To make the process even more interesting, a few days after having asked their Creative Director, Rob McAbee, to create a logo with the phoenix, he returned with an addition that had not been talked about previously.

“I’ve also added a little something to the bottom,” said Rob. “‘Noli Desiste’ it means ‘Never Quit,’” to which Josh quickly replied with a picture of a tattoo on his arm also transcribing “Never Quit.” Cooper exclaimed, “Every single one of us had chills in that moment that we received the picture of Josh’s tattoo. We knew this was going to be bigger than us.” For the next couple of months, Josh and BOTE worked together to make the boards and prepare for Josh’s expedition that would now be noted as “OPPHX.”

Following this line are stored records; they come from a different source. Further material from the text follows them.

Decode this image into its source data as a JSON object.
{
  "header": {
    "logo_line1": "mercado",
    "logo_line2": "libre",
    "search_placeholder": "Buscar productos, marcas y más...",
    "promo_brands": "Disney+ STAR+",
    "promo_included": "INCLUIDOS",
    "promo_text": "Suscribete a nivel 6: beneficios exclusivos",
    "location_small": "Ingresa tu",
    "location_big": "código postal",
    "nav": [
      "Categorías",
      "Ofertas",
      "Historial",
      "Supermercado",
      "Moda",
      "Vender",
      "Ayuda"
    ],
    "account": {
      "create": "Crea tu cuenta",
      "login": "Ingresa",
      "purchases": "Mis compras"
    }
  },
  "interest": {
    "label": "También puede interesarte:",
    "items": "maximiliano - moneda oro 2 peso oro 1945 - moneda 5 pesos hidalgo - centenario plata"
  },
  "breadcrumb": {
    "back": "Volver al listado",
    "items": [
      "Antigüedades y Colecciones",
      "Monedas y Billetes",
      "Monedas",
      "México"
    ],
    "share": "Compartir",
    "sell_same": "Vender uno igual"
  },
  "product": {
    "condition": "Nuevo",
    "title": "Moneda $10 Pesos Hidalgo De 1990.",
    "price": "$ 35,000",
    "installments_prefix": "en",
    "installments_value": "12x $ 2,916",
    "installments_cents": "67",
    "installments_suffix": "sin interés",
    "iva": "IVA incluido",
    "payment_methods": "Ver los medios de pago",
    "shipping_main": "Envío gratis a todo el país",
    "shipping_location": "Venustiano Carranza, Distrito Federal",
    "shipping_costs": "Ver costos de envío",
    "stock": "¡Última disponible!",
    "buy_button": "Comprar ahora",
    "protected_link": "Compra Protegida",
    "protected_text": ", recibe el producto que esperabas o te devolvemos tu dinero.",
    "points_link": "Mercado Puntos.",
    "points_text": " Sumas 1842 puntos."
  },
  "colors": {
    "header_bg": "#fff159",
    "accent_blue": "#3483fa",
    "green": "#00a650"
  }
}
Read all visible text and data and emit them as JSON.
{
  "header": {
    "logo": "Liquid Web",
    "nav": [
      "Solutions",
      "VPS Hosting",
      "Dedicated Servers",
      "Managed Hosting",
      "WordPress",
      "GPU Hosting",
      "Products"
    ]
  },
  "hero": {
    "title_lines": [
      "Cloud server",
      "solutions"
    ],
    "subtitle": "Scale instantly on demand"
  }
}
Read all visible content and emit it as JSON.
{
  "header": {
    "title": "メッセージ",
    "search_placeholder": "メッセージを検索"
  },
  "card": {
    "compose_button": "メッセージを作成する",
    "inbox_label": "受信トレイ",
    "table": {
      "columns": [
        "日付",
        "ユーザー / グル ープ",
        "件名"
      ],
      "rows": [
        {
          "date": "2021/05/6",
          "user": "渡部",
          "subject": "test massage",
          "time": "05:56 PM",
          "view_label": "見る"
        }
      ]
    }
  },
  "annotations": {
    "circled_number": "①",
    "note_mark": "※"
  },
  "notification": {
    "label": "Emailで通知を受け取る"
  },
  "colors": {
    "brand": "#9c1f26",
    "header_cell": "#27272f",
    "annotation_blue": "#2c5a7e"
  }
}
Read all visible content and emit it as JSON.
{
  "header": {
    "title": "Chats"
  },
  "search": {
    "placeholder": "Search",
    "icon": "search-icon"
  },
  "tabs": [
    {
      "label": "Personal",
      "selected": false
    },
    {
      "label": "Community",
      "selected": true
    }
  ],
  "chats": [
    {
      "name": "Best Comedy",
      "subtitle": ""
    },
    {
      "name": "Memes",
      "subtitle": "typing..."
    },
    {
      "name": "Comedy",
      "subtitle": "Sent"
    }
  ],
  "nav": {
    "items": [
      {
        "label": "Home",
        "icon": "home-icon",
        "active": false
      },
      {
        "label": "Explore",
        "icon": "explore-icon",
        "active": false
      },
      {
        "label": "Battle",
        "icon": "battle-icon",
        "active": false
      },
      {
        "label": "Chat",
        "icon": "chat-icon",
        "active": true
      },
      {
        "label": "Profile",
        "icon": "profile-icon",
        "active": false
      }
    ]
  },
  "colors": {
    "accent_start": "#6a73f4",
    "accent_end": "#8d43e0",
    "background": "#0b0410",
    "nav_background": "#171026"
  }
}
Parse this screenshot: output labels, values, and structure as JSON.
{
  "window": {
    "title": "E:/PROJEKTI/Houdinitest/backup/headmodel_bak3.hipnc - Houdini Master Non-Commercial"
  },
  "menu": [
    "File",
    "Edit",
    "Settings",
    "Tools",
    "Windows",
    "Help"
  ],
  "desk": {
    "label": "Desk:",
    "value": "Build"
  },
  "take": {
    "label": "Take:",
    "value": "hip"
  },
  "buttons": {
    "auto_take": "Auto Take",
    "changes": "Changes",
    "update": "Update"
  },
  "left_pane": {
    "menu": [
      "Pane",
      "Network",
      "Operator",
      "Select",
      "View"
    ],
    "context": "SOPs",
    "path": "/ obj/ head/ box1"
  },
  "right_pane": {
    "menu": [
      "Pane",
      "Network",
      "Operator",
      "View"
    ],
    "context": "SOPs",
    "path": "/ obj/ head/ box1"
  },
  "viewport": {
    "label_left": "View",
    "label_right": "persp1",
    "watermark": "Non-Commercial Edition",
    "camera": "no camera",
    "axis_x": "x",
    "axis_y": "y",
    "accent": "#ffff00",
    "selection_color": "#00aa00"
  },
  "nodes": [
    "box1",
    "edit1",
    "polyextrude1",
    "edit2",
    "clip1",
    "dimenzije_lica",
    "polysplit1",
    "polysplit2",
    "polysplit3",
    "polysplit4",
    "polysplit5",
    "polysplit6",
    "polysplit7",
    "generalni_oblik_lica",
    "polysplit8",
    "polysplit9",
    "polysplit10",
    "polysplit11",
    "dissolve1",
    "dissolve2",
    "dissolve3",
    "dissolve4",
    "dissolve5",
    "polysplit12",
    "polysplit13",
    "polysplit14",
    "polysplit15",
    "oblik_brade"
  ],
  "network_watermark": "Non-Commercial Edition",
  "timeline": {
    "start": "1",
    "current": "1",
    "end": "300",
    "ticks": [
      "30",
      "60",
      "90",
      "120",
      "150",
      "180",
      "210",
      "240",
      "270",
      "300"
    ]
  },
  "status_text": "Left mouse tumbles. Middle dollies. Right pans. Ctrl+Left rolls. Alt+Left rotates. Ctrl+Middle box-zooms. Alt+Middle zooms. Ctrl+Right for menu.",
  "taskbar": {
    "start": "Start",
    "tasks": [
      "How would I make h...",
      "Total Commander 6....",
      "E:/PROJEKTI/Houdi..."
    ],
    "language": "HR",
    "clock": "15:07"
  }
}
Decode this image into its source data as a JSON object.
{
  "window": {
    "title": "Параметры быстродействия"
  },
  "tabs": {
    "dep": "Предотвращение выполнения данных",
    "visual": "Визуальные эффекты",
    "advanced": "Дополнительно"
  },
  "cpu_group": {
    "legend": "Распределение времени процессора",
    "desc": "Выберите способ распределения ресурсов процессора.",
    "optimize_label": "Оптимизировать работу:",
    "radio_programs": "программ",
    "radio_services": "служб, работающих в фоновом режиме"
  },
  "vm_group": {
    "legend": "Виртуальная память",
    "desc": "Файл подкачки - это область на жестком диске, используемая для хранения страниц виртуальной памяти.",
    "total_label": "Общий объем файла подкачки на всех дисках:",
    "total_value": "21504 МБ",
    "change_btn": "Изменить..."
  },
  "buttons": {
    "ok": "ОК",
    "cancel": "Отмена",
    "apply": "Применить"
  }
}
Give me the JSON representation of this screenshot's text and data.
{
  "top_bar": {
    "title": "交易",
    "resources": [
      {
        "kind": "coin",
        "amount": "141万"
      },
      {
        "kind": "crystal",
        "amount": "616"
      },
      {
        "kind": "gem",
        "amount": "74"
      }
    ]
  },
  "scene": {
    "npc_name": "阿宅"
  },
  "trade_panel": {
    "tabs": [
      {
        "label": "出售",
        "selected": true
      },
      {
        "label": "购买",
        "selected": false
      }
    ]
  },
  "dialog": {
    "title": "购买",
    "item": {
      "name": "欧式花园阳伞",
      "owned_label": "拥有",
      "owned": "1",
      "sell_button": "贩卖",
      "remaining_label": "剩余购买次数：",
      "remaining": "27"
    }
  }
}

The expedition entails a four month long paddle beginning in March from Corpus Christi, TX to New York City, NY with rallies being held along the way. “I want to bring the military families and their surrounding communities together to get them out on boards and raise money for TFDF. BOTE will not only be supplying limited edition ‘Operation Phoenix’ (OPPHX) boards for Josh to take on his four month long paddle, but they will also be supplying the same limited edition boards to be raffled off at the rallies and sold on their website alongside other OPPHX apparel and accessories. A portion of the profit for all OPPHX sales from BOTE will be given to the TFDF.

Although Josh will be making this voyage on his own, his hope is that at these rallies, with the support of local SUP companies, people will get out there and join his journey, even if it’s just for a mile. “People don’t realize that anyone can paddle, even if you’ve never stepped foot on a paddle board before. Nothing would make me happier than to see paddling helping other’s with TBI and PTSD too.”

When asking Tonia how she feels about the trip she says, “Of course I am worried about Josh—there will be some days that he will be paddling in twenty mile per hour winds and white capping waves—but seeing the passion and purpose that he feels for this cause on a daily basis shows me that this is what he is supposed to be doing.”

Success is something that most would find hard to define with this mission—there are many factors that can affect Josh arriving to his final destination—but for Josh “Success for me doesn’t mean making it to New York. Success is raising enough money to save more lives. Even just one life would make this all worth it. But I have not quit anything thus far in my life and I’m not looking to start now.”